Rupee Hits Five-Week High as Falling Oil Prices Boost Sentiment

The Indian rupee staged a significant comeback on Monday, climbing for a second consecutive session to reach its highest level in five weeks. This resurgence is driven by a combination of easing geopolitical tensions in the Middle East and a substantial drop in global crude oil prices.

Geopolitical Relief and the Oil Factor

The primary catalyst for the rupee's strength was the dramatic plunge in Brent crude prices, which dropped by more than 5% to approximately $83 per barrel. This downward movement follows a preliminary agreement between the U.S. and Iran aimed at ending their conflict and reopening the vital Strait of Hormuz.

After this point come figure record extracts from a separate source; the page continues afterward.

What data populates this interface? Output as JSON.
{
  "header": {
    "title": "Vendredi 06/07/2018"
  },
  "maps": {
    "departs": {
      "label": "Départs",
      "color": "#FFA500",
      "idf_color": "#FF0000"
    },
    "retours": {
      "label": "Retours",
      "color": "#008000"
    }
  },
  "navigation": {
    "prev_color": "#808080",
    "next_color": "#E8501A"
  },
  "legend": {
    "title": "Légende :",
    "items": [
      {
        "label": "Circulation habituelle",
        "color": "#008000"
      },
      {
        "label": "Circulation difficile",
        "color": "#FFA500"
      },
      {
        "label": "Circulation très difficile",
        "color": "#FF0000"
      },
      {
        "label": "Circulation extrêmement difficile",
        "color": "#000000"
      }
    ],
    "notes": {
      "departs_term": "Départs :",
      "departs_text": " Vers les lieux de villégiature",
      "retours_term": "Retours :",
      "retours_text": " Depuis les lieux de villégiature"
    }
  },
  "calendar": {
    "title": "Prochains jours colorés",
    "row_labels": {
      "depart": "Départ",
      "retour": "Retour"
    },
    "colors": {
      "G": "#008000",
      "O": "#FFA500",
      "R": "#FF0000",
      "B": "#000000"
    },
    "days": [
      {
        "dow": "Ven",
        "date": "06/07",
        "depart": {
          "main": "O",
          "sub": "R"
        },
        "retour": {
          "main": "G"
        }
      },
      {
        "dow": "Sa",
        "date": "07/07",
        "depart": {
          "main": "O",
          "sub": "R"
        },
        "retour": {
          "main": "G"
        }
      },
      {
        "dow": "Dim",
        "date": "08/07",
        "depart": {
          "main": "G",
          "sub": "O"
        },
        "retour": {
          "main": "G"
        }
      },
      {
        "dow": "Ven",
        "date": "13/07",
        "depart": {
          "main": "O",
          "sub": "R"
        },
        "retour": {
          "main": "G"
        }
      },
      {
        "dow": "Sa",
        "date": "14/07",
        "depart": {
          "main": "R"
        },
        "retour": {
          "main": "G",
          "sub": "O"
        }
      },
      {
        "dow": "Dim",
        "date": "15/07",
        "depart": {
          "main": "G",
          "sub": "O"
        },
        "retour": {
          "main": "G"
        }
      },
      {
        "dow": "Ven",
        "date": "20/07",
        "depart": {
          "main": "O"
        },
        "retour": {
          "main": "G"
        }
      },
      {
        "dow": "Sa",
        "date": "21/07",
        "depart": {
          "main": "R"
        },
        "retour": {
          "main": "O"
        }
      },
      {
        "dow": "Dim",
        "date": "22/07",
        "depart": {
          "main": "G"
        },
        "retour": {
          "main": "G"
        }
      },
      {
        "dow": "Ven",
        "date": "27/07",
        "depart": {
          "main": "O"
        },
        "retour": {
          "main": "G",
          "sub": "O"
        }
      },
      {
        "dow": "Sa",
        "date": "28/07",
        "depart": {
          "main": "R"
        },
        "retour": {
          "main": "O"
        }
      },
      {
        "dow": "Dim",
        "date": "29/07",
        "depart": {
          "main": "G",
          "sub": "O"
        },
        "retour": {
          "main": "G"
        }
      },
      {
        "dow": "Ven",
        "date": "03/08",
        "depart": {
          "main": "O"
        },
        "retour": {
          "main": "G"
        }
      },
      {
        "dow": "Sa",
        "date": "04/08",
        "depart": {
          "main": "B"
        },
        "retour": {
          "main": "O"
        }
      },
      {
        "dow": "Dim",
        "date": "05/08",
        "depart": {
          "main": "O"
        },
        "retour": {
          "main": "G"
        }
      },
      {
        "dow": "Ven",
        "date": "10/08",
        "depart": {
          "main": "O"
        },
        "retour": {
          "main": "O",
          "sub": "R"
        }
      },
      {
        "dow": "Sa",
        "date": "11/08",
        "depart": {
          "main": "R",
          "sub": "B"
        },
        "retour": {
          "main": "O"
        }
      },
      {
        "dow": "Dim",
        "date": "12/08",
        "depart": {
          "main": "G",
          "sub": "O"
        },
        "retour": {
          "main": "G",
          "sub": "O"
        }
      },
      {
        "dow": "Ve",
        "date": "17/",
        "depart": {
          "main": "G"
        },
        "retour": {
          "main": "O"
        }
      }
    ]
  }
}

For an economy like India, which imports nearly 90% of its total oil requirements, lower energy costs are a massive relief. The reduction in oil prices helps narrow the trade deficit and eases inflationary pressures, providing a much-needed cushion for the domestic currency.

Currency Performance and RBI Interventions

On Monday, the rupee ended the session 0.4% higher, closing at 94.71 against the U.S. dollar, compared to the previous close of 95.11. During intraday trading, the local currency even touched a high of 94.4625. This rally has helped narrow the rupee's year-to-date decline to 5.6%, recovering from a record low of nearly 97 per dollar seen last month.

Market analysts attribute this stability to the Reserve Bank of India's (RBI) proactive stance. On June 5, the central bank maintained its "neutral" stance and refrained from moving on interest rates, a move designed to attract dollar inflows into the Indian economy. These measures have shifted the outlook for India's balance of payments; economists have upgraded their forecasts from a projected large deficit to a potential small surplus.

Outlook: Will the Rally Continue?

While the sentiment is bullish, market experts suggest caution regarding a sustained one-way rally. Victor Roy, head of treasury at CTBC Bank, noted that while the end of war-related tensions is positive, the currency could see a target move toward the 93.25 level in the near term.

The ultimate trajectory of the rupee will likely depend on the RBI’s management of its foreign exchange reserves. The central bank has been aggressively defending the rupee, with its short dollar positions in the FX market ballooning to a record $104 billion in March. Traders expect the RBI may use this period of rupee strength to pare its large FX forward book, which could moderate the pace of the currency's appreciation.